The Cracks in the Facade
The illusion of intelligence shatters when you poke at the edges. Models lack a persistent world model, common sense, and the ability to plan more than one or two steps ahead. They predict the next most likely word; they don't reason from first principles.
Give a model a classic logic puzzle. For example: "There are three boxes, one labeled 'Apples', one 'Oranges', and one 'Apples and Oranges'. Every box is mislabeled. You can pick one fruit from one box to figure out the correct labels. Which box do you pick from?"

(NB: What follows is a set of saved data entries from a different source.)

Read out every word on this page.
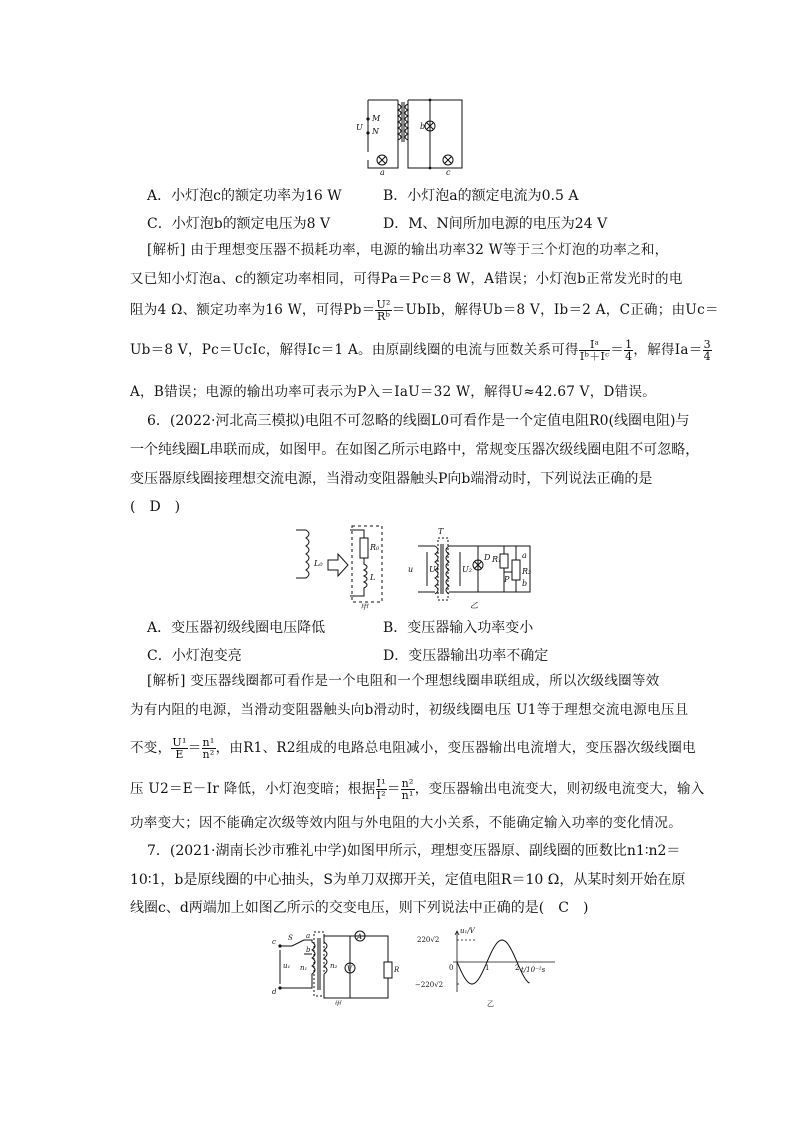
M
N
U	b
a	c
A．小灯泡c的额定功率为16 W	B．小灯泡a的额定电流为0.5 A
C．小灯泡b的额定电压为8 V	D．M、N间所加电源的电压为24 V
[解析] 由于理想变压器不损耗功率，电源的输出功率32 W等于三个灯泡的功率之和，
又已知小灯泡a、c的额定功率相同，可得Pa＝Pc＝8 W，A错误；小灯泡b正常发光时的电
阻为4 Ω、额定功率为16 W，可得$Pb= \frac{\text{U²}}{\text{Rᵇ}}$ ＝UbIb，解得Ub＝8 V，Ib＝2 A，C正确；由Uc＝
Ub＝8 V，Pc＝UcIc，解得Ic＝1 A。由原副线圈的电流与匝数关系可得 $\frac{\text{Iᵃ}}{\text{Iᵇ＋Iᶜ}} = \frac{1}{4}$ ，解得$Ia= \frac{3}{4}$
A，B错误；电源的输出功率可表示为P入＝IaU＝32 W，解得U≈42.67 V，D错误。
6．(2022·河北高三模拟)电阻不可忽略的线圈L0可看作是一个定值电阻R0(线圈电阻)与
一个纯线圈L串联而成，如图甲。在如图乙所示电路中，常规变压器次级线圈电阻不可忽略，
变压器原线圈接理想交流电源，当滑动变阻器触头P向b端滑动时，下列说法正确的是
(　D　)
L₀
R₀
L
甲
T
u U₁	U₂
D R₁
R₂
a
b
P
乙
A．变压器初级线圈电压降低	B．变压器输入功率变小
C．小灯泡变亮	D．变压器输出功率不确定
[解析] 变压器线圈都可看作是一个电阻和一个理想线圈串联组成，所以次级线圈等效
为有内阻的电源，当滑动变阻器触头向b滑动时，初级线圈电压 U1等于理想交流电源电压且
不变， $\frac{\text{U¹}}{E} = \frac{\text{n¹}}{\text{n²}}$ ，由R1、R2组成的电路总电阻减小，变压器输出电流增大，变压器次级线圈电
压 U2＝E－Ir 降低，小灯泡变暗；根据 $\frac{\text{I¹}}{\text{I²}} = \frac{\text{n²}}{\text{n¹}}$ ，变压器输出电流变大，则初级电流变大，输入
功率变大；因不能确定次级等效内阻与外电阻的大小关系，不能确定输入功率的变化情况。
7．(2021·湖南长沙市雅礼中学)如图甲所示，理想变压器原、副线圈的匝数比n1∶n2＝
10∶1，b是原线圈的中心抽头，S为单刀双掷开关，定值电阻R＝10 Ω，从某时刻开始在原
线圈c、d两端加上如图乙所示的交变电压，则下列说法中正确的是(　C　)
c
d
S a
b
u₁ n₁	n₂
A
V	R
甲
u₁/V
220√2
0
−220√2
1	2 t/10⁻²s
乙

Most models get this wrong on the first try. They might suggest picking from 'Apples' or get confused by the logic. The correct answer is to pick from the box labeled 'Apples and Oranges'. Since you know it's mislabeled, whatever fruit you pull out is the only fruit in that box. If you pull an apple, that's the apple box. From there, you can deduce the rest. This requires a chain of reasoning that models struggle with because they can't 'hold' the state of the world in their head and manipulate it.
Physical reasoning is another huge blind spot. Ask a model, "If I have a bowling ball and a feather in a bag, and I drop the bag, which hits the ground first?" Many will start talking about vacuums and air resistance, missing the obvious point: they're in a bag. They hit the ground at the same time. The model doesn't understand the container, only the abstract concepts of 'bowling ball' and 'feather'.

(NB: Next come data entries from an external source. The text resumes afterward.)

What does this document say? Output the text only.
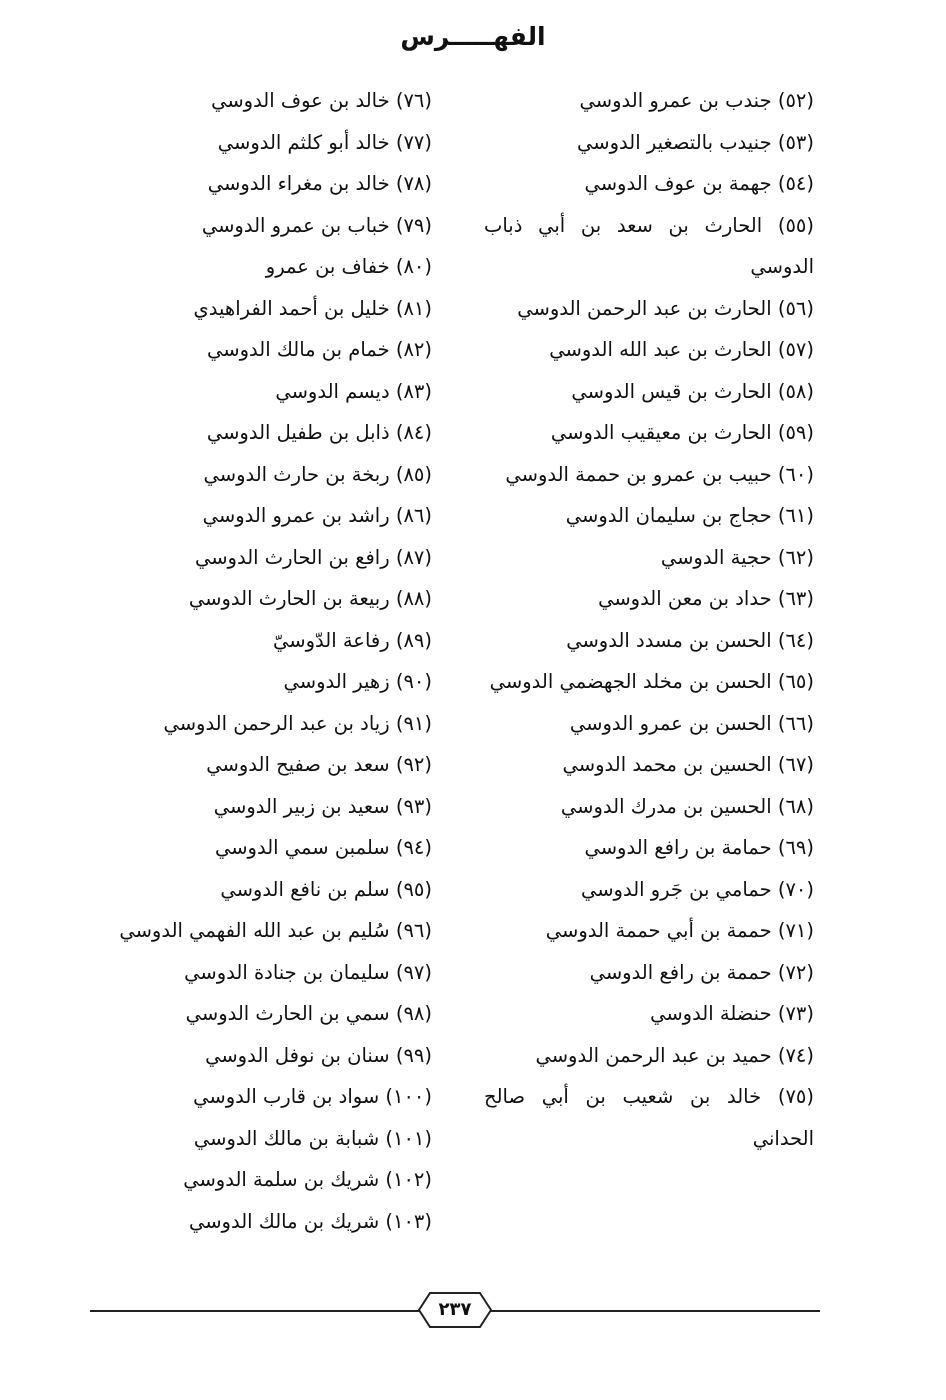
الفهـــــرس
(٥٢) جندب بن عمرو الدوسي
(٥٣) جنيدب بالتصغير الدوسي
(٥٤) جهمة بن عوف الدوسي
(٥٥) الحارث بن سعد بن أبي ذباب الدوسي
(٥٦) الحارث بن عبد الرحمن الدوسي
(٥٧) الحارث بن عبد الله الدوسي
(٥٨) الحارث بن قيس الدوسي
(٥٩) الحارث بن معيقيب الدوسي
(٦٠) حبيب بن عمرو بن حممة الدوسي
(٦١) حجاج بن سليمان الدوسي
(٦٢) حجية الدوسي
(٦٣) حداد بن معن الدوسي
(٦٤) الحسن بن مسدد الدوسي
(٦٥) الحسن بن مخلد الجهضمي الدوسي
(٦٦) الحسن بن عمرو الدوسي
(٦٧) الحسين بن محمد الدوسي
(٦٨) الحسين بن مدرك الدوسي
(٦٩) حمامة بن رافع الدوسي
(٧٠) حمامي بن جَرو الدوسي
(٧١) حممة بن أبي حممة الدوسي
(٧٢) حممة بن رافع الدوسي
(٧٣) حنضلة الدوسي
(٧٤) حميد بن عبد الرحمن الدوسي
(٧٥) خالد بن شعيب بن أبي صالح الحداني
(٧٦) خالد بن عوف الدوسي
(٧٧) خالد أبو كلثم الدوسي
(٧٨) خالد بن مغراء الدوسي
(٧٩) خباب بن عمرو الدوسي
(٨٠) خفاف بن عمرو
(٨١) خليل بن أحمد الفراهيدي
(٨٢) خمام بن مالك الدوسي
(٨٣) ديسم الدوسي
(٨٤) ذابل بن طفيل الدوسي
(٨٥) ربخة بن حارث الدوسي
(٨٦) راشد بن عمرو الدوسي
(٨٧) رافع بن الحارث الدوسي
(٨٨) ربيعة بن الحارث الدوسي
(٨٩) رفاعة الدّوسيّ
(٩٠) زهير الدوسي
(٩١) زياد بن عبد الرحمن الدوسي
(٩٢) سعد بن صفيح الدوسي
(٩٣) سعيد بن زبير الدوسي
(٩٤) سلمبن سمي الدوسي
(٩٥) سلم بن نافع الدوسي
(٩٦) سُليم بن عبد الله الفهمي الدوسي
(٩٧) سليمان بن جنادة الدوسي
(٩٨) سمي بن الحارث الدوسي
(٩٩) سنان بن نوفل الدوسي
(١٠٠) سواد بن قارب الدوسي
(١٠١) شبابة بن مالك الدوسي
(١٠٢) شريك بن سلمة الدوسي
(١٠٣) شريك بن مالك الدوسي
٢٣٧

This lack of a real-world anchor is their fundamental limitation. They have read every book, but they have never been in a room.
So, What Are We Actually Building?
If it's not AGI, what is it? It's a universal information processor. A tool that manipulates and generates text, code, and images based on statistical patterns from its training data. It’s an incredibly powerful prosthetic for the mind, but it’s not a mind itself.
The danger in using the AGI label is that it sets the wrong expectations. It makes us think we can trust these systems with ambiguous, high-stakes tasks that require genuine judgment. We can't. Not yet.
When we treat models like GPT-4 as what they are—incredibly powerful but flawed, non-sentient tools—we can use them more effectively. We can lean into their strengths for drafting, brainstorming, and coding assistance, while remaining vigilant for their nonsensical failures in logic and reasoning.
Forget the AGI hype. Focus on what's real: we have a new class of computational tool that is changing how we work with information. That's a big enough deal on its own.